Anderson charts the construction of Chinatown in the minds and streets of the white community of Vancouver over a hundred year period. She shows that Chinatown -- from the negative stereotyping of the late nineteenth and early twentieth centuries to its current status as an "ethnic neighbourhood" -- has been stamped by changing European ideologies of race and the hegemonic policies those ideas have shaped. The very existence of the district is the result of a regime of cultural domination that continues to exist today. Anderson clearly rejects the concept of "race" as a means of distinguishing between groups of human beings. She points out that because the implicit acceptance of public beliefs about race affects the types of questions asked by researchers, the issue of the ontological status of race is as critical for commentators on society as it is for scientists studying human variation. Anderson applies this fresh approach toward the concept of race to a critical examination of popular, media, and academic treatments of the Chinatown in Vancouver.
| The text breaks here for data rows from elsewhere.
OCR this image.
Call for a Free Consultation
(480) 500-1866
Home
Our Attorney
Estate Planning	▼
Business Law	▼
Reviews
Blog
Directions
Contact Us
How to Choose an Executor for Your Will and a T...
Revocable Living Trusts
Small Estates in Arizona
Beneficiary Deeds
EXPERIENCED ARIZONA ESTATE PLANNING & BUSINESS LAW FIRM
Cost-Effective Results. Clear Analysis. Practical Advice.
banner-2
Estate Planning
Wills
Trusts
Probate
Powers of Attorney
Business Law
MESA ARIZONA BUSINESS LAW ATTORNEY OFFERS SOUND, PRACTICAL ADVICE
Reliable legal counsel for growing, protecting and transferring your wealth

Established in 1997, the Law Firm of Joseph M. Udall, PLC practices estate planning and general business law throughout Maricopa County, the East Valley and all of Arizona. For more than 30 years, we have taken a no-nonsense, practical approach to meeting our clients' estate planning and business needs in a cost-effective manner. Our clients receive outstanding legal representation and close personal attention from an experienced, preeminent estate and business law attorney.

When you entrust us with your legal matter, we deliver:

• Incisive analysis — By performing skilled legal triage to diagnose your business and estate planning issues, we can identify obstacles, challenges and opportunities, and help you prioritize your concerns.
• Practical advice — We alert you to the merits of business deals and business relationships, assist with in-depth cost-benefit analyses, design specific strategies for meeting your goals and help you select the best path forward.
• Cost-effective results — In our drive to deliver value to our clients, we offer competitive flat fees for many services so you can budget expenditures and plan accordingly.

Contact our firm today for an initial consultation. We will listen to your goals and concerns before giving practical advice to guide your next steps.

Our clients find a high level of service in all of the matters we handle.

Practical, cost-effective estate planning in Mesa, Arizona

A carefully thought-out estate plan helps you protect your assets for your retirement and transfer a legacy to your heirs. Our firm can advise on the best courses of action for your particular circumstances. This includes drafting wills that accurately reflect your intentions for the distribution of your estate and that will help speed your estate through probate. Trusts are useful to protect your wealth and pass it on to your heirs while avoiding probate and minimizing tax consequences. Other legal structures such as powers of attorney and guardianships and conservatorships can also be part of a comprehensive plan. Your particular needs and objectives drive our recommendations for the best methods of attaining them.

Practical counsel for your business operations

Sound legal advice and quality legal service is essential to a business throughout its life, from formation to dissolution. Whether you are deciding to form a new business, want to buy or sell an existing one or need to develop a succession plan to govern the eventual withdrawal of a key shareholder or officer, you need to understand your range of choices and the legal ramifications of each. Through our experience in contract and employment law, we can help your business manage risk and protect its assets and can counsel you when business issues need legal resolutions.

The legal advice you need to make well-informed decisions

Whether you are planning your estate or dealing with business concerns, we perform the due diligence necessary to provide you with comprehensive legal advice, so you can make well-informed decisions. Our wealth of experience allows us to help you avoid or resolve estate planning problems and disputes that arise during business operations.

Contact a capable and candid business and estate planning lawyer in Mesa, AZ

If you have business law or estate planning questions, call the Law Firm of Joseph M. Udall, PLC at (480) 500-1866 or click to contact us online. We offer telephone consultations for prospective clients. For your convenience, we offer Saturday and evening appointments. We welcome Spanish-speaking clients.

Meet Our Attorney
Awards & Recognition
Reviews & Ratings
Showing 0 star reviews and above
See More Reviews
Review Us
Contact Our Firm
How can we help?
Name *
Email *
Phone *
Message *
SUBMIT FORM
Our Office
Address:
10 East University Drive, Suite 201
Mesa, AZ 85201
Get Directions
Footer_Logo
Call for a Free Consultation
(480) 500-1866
I was in the library searching for Maxine Hong Kingston’s The Woman Warrior and came across this book. I’m Chinese immigrant who lived in Canada for over 5 years and I don’t really know much about the generations of people who came here before me. I had just moved into Chinatown a few months ago and wanted to know more about the history of the neighbourhood.
Numerous racist quotations from pre-1940s in the book appalled me.
European cultural hegemony is a central theme of the book and it’s used to explain much of the treatment of the Chinese community. That made me think.